Throughout the morning and early afternoon the pace was steadier and more deliberate than even a few years ago, when speculative frenzy defined the market and collectors tripped over each other to make it to a booth first. “People have the luxury of taking their time,” adviser Meredith Darrow, who has built a formidable reputation building collections for a few of the collectors involved with the Aspen Art Museum, told ARTnews. Both this season and last, she said, the market was filled with active buyers who are moving “at a more normal and less frantic pace than in the past.” Darrow pointed to strong material across the fair, ranging from blue-chip names like James Turrell at Almine Rech to younger artists like Haley Barker, whose solo presentation at Night Gallery had become an early talking point. “It’s important that there is such high quality at both the high and the low end of the market,” she said. 

James Turrell, Thought as Thing (2025).

© James Turrell – Courtesy of the artist and Almine Rech. Photo: Dan Bradica.
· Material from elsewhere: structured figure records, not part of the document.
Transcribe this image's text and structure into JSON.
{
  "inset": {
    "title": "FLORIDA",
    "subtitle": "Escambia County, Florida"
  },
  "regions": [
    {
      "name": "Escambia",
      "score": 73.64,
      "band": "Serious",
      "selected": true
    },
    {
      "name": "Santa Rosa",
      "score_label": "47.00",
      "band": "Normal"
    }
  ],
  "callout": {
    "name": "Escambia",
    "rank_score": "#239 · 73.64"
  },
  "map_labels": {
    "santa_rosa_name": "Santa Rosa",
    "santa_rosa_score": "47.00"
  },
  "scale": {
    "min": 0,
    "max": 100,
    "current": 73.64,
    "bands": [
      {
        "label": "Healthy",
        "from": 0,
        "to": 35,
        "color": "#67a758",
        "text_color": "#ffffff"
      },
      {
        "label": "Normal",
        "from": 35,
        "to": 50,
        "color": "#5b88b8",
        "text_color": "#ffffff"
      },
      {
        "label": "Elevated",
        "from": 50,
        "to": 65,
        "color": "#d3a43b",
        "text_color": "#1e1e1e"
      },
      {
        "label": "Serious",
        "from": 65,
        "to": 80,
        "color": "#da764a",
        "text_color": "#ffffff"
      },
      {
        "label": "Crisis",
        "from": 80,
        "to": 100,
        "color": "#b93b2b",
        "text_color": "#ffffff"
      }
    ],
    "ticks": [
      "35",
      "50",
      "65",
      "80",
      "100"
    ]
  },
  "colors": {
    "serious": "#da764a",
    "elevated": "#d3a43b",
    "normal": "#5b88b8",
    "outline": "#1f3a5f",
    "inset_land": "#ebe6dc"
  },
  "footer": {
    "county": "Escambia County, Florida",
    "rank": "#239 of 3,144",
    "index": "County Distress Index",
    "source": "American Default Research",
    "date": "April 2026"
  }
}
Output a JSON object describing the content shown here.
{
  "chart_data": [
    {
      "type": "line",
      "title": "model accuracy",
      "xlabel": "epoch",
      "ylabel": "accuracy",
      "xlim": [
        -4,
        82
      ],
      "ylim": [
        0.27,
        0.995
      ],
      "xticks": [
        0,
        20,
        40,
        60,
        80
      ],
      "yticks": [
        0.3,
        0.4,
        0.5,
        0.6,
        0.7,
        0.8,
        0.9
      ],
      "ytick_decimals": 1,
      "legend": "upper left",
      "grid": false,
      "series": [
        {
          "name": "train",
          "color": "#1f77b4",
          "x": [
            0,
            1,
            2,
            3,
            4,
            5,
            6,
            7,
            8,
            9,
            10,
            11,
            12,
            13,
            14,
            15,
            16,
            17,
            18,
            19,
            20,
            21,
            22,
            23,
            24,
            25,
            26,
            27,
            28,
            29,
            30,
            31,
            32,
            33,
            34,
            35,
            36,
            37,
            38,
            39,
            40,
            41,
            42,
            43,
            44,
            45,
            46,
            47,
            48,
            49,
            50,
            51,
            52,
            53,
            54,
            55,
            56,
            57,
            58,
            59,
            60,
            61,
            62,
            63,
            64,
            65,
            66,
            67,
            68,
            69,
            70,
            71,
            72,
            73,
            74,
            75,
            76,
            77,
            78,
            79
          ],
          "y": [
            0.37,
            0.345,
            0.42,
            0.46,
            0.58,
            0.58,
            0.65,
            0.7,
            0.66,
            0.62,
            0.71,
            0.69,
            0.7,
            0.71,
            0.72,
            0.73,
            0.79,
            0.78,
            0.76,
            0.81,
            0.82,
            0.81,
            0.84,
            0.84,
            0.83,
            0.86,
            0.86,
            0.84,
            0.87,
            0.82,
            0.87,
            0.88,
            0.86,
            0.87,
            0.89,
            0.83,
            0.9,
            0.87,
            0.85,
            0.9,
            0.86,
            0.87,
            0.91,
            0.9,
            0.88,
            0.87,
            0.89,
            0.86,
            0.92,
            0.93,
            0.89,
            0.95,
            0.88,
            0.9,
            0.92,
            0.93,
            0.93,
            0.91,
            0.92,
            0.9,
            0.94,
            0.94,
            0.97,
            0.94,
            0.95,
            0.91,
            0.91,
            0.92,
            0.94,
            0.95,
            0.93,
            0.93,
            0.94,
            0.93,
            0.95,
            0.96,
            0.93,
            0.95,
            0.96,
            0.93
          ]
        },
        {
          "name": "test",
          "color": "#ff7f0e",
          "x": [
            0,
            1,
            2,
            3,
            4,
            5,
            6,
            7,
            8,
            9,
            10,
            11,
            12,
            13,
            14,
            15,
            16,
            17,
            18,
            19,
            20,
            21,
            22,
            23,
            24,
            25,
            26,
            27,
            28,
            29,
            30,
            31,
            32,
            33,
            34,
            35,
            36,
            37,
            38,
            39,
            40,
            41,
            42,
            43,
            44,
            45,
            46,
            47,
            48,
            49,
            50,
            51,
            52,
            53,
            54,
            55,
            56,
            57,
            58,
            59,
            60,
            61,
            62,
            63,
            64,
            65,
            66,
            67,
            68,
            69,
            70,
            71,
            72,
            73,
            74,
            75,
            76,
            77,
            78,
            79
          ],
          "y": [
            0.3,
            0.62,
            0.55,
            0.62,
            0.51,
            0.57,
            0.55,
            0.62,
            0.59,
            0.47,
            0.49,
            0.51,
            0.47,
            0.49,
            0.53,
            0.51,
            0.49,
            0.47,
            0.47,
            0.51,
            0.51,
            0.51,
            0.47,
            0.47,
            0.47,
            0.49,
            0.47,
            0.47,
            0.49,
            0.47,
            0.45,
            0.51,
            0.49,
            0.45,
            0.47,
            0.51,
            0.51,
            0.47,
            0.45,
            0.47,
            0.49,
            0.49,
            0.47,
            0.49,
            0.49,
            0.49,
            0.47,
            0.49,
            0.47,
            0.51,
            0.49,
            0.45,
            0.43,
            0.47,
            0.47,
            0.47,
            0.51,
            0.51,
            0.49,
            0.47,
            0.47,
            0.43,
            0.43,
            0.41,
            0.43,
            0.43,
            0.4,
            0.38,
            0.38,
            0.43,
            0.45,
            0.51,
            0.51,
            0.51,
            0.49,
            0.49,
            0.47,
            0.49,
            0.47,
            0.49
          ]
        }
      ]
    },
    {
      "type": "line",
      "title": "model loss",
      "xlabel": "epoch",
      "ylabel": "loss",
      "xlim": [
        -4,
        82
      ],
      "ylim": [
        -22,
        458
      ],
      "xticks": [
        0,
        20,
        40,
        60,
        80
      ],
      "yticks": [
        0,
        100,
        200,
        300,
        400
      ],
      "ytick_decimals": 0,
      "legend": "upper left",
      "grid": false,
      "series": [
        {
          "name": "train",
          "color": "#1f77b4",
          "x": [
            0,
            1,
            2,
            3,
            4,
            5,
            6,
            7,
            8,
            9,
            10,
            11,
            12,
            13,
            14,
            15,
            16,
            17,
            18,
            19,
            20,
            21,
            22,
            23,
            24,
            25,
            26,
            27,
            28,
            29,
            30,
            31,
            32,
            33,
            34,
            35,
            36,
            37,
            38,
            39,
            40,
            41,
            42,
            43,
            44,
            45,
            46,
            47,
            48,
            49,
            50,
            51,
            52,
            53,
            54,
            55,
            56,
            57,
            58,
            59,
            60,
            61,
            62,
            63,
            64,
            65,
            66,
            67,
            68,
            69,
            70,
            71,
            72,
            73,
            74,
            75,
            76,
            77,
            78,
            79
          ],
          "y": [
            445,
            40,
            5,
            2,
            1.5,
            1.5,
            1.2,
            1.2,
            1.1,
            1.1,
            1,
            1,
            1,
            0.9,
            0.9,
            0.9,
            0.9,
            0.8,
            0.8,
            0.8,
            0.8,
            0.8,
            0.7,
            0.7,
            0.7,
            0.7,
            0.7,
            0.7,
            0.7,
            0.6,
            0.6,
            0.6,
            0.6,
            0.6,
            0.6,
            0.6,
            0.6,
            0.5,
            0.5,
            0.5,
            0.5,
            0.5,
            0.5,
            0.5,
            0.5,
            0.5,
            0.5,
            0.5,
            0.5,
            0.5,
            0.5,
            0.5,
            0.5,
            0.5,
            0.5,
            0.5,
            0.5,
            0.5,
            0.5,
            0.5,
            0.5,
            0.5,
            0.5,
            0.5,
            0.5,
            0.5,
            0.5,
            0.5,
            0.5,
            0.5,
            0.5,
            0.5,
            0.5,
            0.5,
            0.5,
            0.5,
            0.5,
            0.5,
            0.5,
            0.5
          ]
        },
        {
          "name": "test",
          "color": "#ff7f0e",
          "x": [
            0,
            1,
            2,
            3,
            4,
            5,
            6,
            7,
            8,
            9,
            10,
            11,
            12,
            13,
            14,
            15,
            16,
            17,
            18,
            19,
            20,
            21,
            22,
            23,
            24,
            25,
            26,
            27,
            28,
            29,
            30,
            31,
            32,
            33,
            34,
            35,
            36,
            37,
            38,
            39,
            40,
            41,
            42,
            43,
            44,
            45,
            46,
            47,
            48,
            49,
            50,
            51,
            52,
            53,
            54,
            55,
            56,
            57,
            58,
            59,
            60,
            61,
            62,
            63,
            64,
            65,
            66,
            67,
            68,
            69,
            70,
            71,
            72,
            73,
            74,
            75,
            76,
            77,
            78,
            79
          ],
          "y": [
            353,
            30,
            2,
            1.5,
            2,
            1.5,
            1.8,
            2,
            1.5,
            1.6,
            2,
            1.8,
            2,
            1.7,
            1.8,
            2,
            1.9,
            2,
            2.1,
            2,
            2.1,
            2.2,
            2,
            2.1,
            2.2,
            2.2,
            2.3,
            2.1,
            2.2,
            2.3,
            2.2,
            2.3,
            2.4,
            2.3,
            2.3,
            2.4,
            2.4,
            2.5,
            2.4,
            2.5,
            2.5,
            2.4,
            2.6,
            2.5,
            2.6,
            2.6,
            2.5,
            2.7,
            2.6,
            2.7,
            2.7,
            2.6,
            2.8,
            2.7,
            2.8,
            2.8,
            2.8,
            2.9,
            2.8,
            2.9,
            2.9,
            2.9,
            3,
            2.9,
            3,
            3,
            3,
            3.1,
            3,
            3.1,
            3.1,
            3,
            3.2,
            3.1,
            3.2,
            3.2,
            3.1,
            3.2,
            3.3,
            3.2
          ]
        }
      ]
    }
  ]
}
By day’s end, Almine Rech reported that the Turrell, valued at $900,000 to $1 million, had been sold. Managing partner Paul de Froment reported “an exceptional response” on day one, including multiple other early sales.

Kelly Sinnapah Mary, The Sacred Garden (2026).

Dan Bradica Studio

Night Gallery’s Haley Barker solo booth was, as it happens, one of the fair’s early breakout successes. By midday the solo booth of atmospheric Southwestern landscapes priced sold out, with the works ranging from $24,000 to $175,000. The booth drew inspiration from Barker’s recent trip through New Mexico, including visits to sites associated with Georgia O’Keeffe, and transformed at least one sliver of the Shed into something closer to a desert retreat, complete with glowing sunlit trees, porches, and mountain views rendered in hazy, sensual layers of paint. “By midday, everything was gone,” gallery founder Davida Nemeroff said, adding that demand had built steadily ahead of the fair given the time-intensive nature of Barker’s paintings. 

Hayley Barker, Guapito (2026).

Courtesy of the artist and Night Gallery, Los Angeles. Photography by Nik Massey.

Additional sales continued to roll in throughout the afternoon. At Tina Kim Gallery, the gallery reported placing works across a wide range of price points, led by a painting by Ha Chong-Hyun for $180,000 and a painting by Kim Tschang-Yeul priced between $120,000 and $140,000. Other sales included works by Maia Ruth Lee, Lee ShinJa, Suki Seokyeong Kang, Davide Balliano, Pio Abad, Jane Yang D’Haene, and Livien Yin, with prices ranging from roughly $20,000 to $80,000.

The rough global news, of military conflict and economic upheaval, wasn’t completely absent from everyone’s mind. Two galleries are at the Shed straight out of the broad conflict zone in the Middle East, namely Dastan, from Tehran, and Lawrie Shabibi, from Dubai.

Jose Kuri of Kurimanzutto gallery (New York and Mexico City) reported that the fair was going very well, with works by a range of artists on offer, including Leonor Antunes, Nairy Baghramian, Gabriel Kuri, and Haegue Yang. “We’re very happy to have placed all of Wangshui’s work,” he said. Nearby was an old-fashioned telephone hooked up to John Giorno’s Dial-a-Poem, where listeners can hear poetry from an array of writers. “That’s on hold for a couple of institutions,” he said. The piece resonates in Giorno’s home town, he said, especially since attention to the artist and his legacy has been so well stewarded at GPS, his former home in New York, now an art space run by Anthony Huberman. 

On a more challenging note, artist Jerónimo López, aka Dr Lakra, would have been at the fair, said Kuri, but his visa didn’t come through.

“The general mood day-to-day is that it’s the apocalypse,” said 303 founder Lisa Spellman, who is offering works by artists including Doug Aitken, Sam Falls, Mary Heilmann, Alicja Kwade, and Sue Williams, priced from $90,000 to $350,000. “And then you come to a fair and it’s a fiesta,” she said. “It’s hard to reconcile. But I’ll take it.”